Mathew Carey

(1760 - 1839)

Lame, as a result of being dropped by his nurse as a baby, Mathew Carey began his life as a recalcitrant young man in Dublin, Ireland, and ended it as “the leading book publisher in America in the formative years of that industry” (Green). His first published work, was an anonymous inflammatory pamphlet, The Urgent Necessity of an Immediate Repeal of the Whole Penal Code (1779). Not surprisingly, it was suppressed, and a reward offered to any that would reveal its author. Making a hasty trip to Paris, Carey came within the orbit of Benjamin Franklin and the Marquis de Lafayette, working briefly at Franklin’s press at Passy.

Back in Dublin, four years later, Carey was now passionately nationalistic and anti-English, and soon imprisoned for printing a defamatory cartoon of the prospective chancellor of the Exchequer in his Volunteer’s Journal. With further charges pending on his release, the only thing to do was disguise himself as a woman, and stow away aboard a ship bound for Philadelphia.

Once in America, Carey was again the recipient of patronage and protection from Lafayette. With his financial help, he launched a publishing business, initially issuing newspapers, the Pennsylvania Evening Herald (1785-1787), but soon moving on to journals, The Columbian Magazine, and the American Museum. When an impoverished marquis returned to America in 1824, Carey publicly repaid the debt.
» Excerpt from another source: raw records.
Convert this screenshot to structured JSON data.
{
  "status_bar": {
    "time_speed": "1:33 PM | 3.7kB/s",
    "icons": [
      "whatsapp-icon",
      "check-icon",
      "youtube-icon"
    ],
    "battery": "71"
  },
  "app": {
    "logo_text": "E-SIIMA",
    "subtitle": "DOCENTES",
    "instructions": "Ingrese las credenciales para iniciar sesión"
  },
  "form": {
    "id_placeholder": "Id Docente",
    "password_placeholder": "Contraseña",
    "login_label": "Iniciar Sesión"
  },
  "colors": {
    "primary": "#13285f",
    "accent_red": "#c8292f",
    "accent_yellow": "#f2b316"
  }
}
From 1790 to 1821, Carey published an increasing number of American imprints of English and European works, including the first American edition of the Catholic Douay Bible, and the American Atlas (1795), the first folio atlas to be published in America. In all, Carey published an estimated eleven hundred titles. He founded a book distribution network which made use of traveling book agents to reach remote settlements, initially in Pennsylvania, but eventually extending to all parts of the United States and South America. In 1801 Carey hosted what was essentially the first trade fair for the booksellers of America.

Also in 1801, after Thomas Jefferson’s election, Carey was rewarded for his support with a seat on the board of the Bank of Pennsylvania, and seemingly unlimited credit, which he ploughed into his business. Over the next twenty years Carey published several editions of the Bible each year, “capturing the lion’s share of the American Bible market. His other publications included a variety of atlases, schoolbooks, and almanacs; reprints of English fiction, drama, biography, and travel; and the two great American bestsellers of the age, Weems’s Life of Washington and Susanna Rowson’s Charlotte Temple… In 1822, he officially retired. [His son,] Henry Charles, in partnership with his brother-in-law Isaac Lea, took over the firm’s stock, out of which they paid Carey a handsome annuity. He quickly overspent his income printing the many pamphlets he was now writing on economics” (James N. Green for ANB online).